The addition of virtual and cloud appliances has made it easier for large enterprises to expand the scope of their FireEye deployment, Verdecanna said. Specifically, Verdecanna said some customers are now opting for the first time to buy their hardware on a subscription basis, making it possible for clients to cover more of their network than they had in the past.   

Even with fewere on-premise appliance sales, Verdecanna said engagement with enterprise customers has typically increased as a result of the subscription offering. Plus. Verdecanna said FireEye is seeing significant traction around net-new customer logos as compared with a year ago.   

FireEye sales for the quarter ended 31 March climbed to US$199.1 million, up 7.7 percent from US$184.8 million the year prior. That crushed Seeking Alpha's estimate of US$193.9 million.

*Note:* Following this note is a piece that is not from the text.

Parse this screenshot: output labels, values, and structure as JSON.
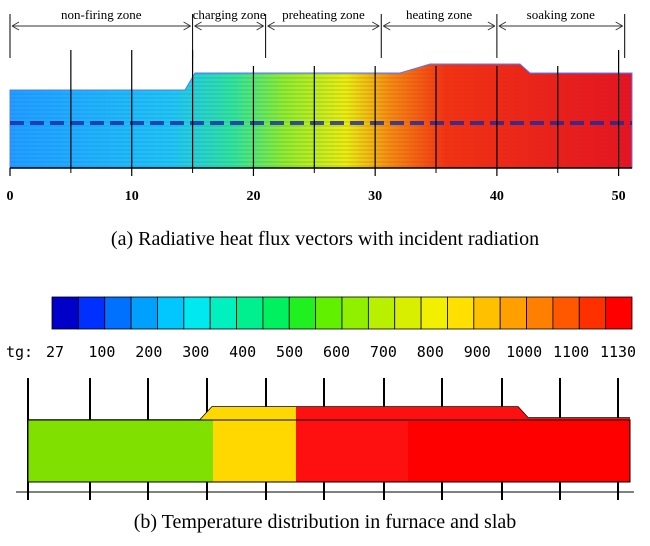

The company recorded a loss of US$71.8 million, or 39 cents per diluted share, improved from a loss of US$77.2 million, or 45 cents per diluted share, the year prior. On a non-GAAP basis, the loss came in at US$7.5 million, or 4 cents per diluted share, better than a loss of US$9.3 million, or 5 cents per diluted share, last year. That was in line with Seeking Alpha's projection.

FireEye's stock tumbled US$1.15, or 6.20 percent, to US$17.40 in after-hours trading. Earnings were released after the market closed Wednesday.

Subscription and services revenue for the quarter jumped to US$165.5 million, up 7.6 percent from US$153.7 million last year. And product revenue leapfrogged to US$33.6 million, up 8.3 percent from US$31 million the year before.

For the coming quarter, FireEye expects a record a non-GAAP loss of between zero and 3 cents on sales of between US$199 million and US$203 million. Seeking Alpha had been projecting a non-GAAP loss of 1 cent per share on sales of US$200.4 million.